In un recente rapporto pubblicato dal SOSE, società che si occupa di analizzare gli studi di settore, la Sardegna per il solo quadriennio 2007-2010, era rispetto alle regioni dello stato italiano quella con la maggiore contrazione del “totale delle operazioni attive” (si parla di una diminuzione del 3,8% del volume d’affari, desunto dalle comunicazioni e dichiarazioni annuali dell’IVA). Un dato ancora più preoccupante, sempre relativo al rapporto SOSE, è quello che riferisce del saldo tra acquisti e cessioni dei “beni strumentali”, cioè quei beni (attrezzature, macchinari, computer, accessori, etc.) che sono acquistati dalle singole imprese al fine di essere utilizzati per la produzione. In questo caso si parla di un calo complessivo negli ultimi tre anni del 44,3%; ciò porta all’immediata deduzione che l’impresa privata non investe più nella crescita, un sintomo evidente della condizione di sottosviluppo in cui si trova oggi la Sardegna.

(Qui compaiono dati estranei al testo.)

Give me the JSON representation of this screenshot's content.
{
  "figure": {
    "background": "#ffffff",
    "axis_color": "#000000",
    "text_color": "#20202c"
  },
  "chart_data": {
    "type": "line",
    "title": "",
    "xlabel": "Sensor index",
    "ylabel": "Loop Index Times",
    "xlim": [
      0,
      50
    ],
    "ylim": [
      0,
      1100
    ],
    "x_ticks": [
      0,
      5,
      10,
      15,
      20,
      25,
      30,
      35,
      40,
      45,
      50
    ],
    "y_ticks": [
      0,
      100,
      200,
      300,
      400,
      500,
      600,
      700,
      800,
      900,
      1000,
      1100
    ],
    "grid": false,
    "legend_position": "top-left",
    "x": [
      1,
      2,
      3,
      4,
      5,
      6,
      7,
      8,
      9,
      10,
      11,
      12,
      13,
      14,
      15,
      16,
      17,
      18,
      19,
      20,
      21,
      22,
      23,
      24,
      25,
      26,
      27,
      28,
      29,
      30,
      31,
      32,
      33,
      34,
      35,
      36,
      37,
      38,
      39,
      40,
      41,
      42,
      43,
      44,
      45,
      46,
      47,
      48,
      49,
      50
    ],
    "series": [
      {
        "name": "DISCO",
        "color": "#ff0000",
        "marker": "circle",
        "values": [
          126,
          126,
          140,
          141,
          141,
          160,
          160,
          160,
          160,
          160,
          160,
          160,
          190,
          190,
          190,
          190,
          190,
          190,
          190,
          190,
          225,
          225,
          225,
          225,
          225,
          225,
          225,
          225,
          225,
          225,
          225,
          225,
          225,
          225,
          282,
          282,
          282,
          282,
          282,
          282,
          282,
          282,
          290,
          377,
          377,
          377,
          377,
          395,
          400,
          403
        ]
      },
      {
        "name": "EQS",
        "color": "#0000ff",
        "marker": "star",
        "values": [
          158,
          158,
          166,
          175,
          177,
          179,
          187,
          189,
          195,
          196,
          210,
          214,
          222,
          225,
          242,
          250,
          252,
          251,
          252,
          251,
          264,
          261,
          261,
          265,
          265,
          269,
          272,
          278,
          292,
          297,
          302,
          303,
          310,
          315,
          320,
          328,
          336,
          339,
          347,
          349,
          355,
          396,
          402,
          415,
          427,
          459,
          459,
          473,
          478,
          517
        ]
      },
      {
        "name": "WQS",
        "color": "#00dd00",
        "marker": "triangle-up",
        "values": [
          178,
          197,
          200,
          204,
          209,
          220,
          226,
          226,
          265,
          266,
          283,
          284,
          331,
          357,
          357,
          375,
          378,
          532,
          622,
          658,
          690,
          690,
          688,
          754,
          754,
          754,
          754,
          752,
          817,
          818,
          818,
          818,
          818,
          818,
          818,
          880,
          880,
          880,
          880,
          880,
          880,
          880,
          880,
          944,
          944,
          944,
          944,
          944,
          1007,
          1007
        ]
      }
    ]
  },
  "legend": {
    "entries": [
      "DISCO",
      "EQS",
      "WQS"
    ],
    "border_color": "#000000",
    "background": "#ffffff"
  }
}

Davanti a una paralisi di tale portata, oggi più che mai la politica regionale sembra aver perso l’orientamento, incapace non solo di fare fronte alle numerose emergenze sociali che si diffondono nell’isola ma anche d’intravedere minimamente una pur tenue linea di sviluppo che non sia l’accettazione passiva dei soliti modelli calati dall’esterno (Galsi, centrali eoliche e fotovoltaiche, “chimica verde”, servitù militari, etc.).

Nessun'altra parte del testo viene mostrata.